- 1To investigate the role of actin in vertebrate nerve terminals, nerve-muscle preparations from garter snake (Thamnophis sirtalis) were treated with the actin-depolymerizing agent latrunculin A. Immunostaining revealed that actin filaments within presynaptic motor terminal boutons were disrupted by the drug.
- 2In preparations loaded with the optical probe FM1-43, destaining was reduced by latrunculin treatment, suggesting that transmitter release was partially blocked.

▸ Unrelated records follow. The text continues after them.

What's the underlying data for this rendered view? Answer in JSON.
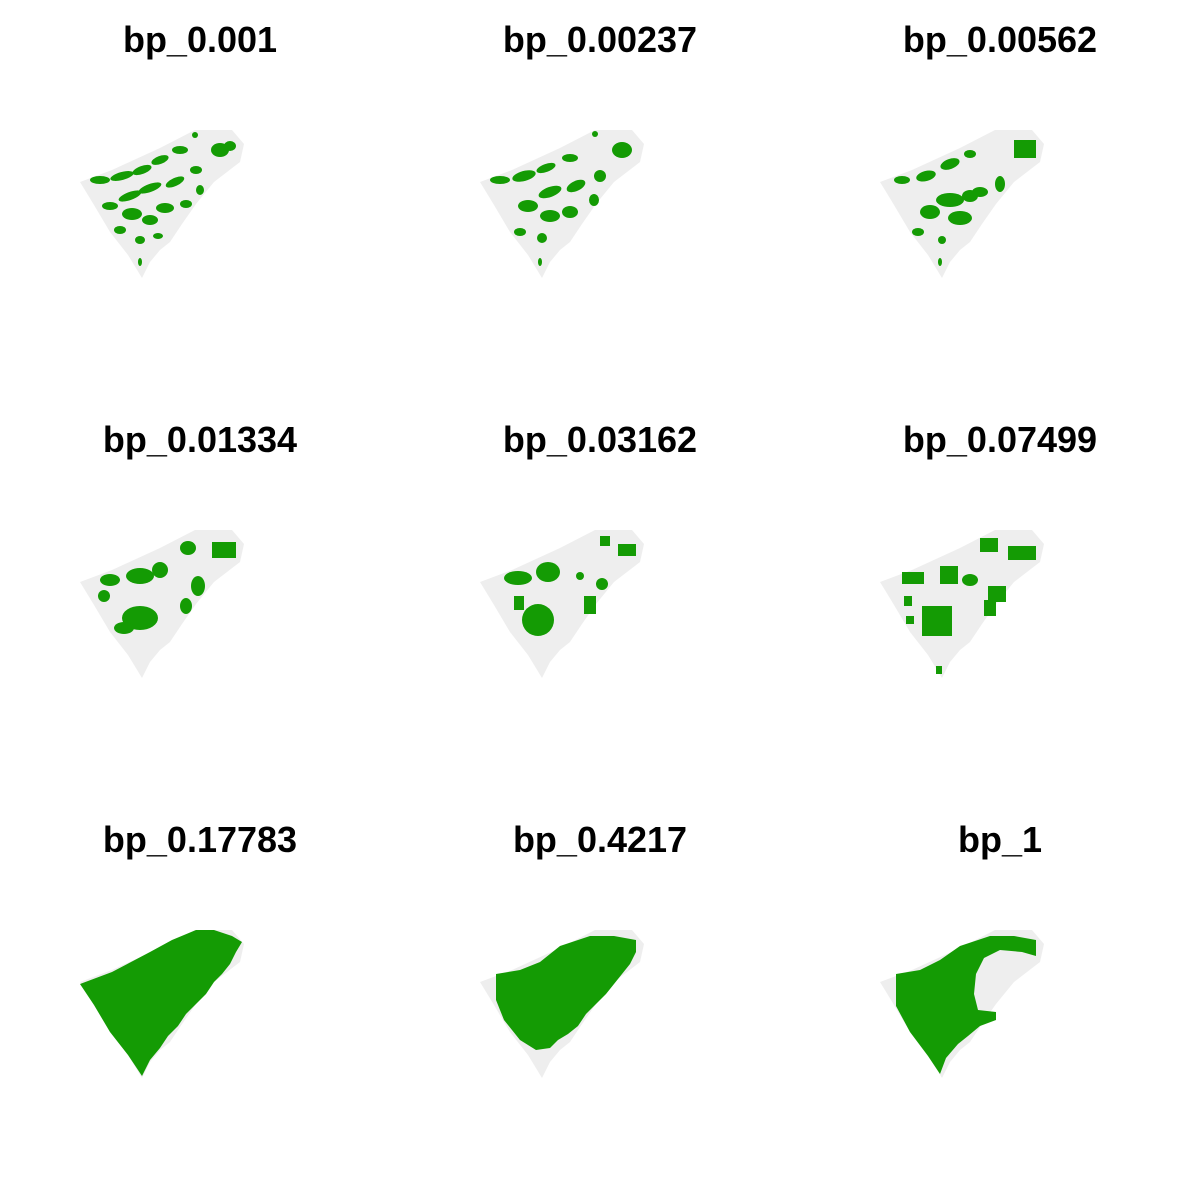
{
  "colors": {
    "background": "#ffffff",
    "region": "#eeeeee",
    "selected": "#149b04",
    "title": "#000000"
  },
  "panels": [
    {
      "title": "bp_0.001"
    },
    {
      "title": "bp_0.00237"
    },
    {
      "title": "bp_0.00562"
    },
    {
      "title": "bp_0.01334"
    },
    {
      "title": "bp_0.03162"
    },
    {
      "title": "bp_0.07499"
    },
    {
      "title": "bp_0.17783"
    },
    {
      "title": "bp_0.4217"
    },
    {
      "title": "bp_1"
    }
  ]
}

- 3Latrunculin treatment did not influence the amplitude or time course of spontaneous miniature endplate potentials (MEPPs). Similarly, endplate potentials (EPPs) evoked at low frequency were comparable in control and latrunculin-treated curarized preparations.
- 4Brief tetanic stimulation of the muscle nerve (25 Hz, 90 s) depressed EPP amplitudes in both control and latrunculin-treated preparations. After tetanus, EPPs elicited at 0.2 Hz in control preparations recovered rapidly (0–5 min) and completely (usually potentiating to above pre-tetanus levels; 130 ± 11%, mean ±s.e.m.). In contrast, EPPs evoked in latrunculin-treated preparations recovered slowly (8–10 min) and incompletely (84 ± 8%).
- 5The influence of latrunculin on post-tetanic EPPs depended on its concentration in the bath (KD= 3.1 μm) and on time of incubation.
- 6These observations argue that actin filaments facilitate transmitter release rather than impede it. Specifically, actin may facilitate mobilization of vesicles towards the releasable pools.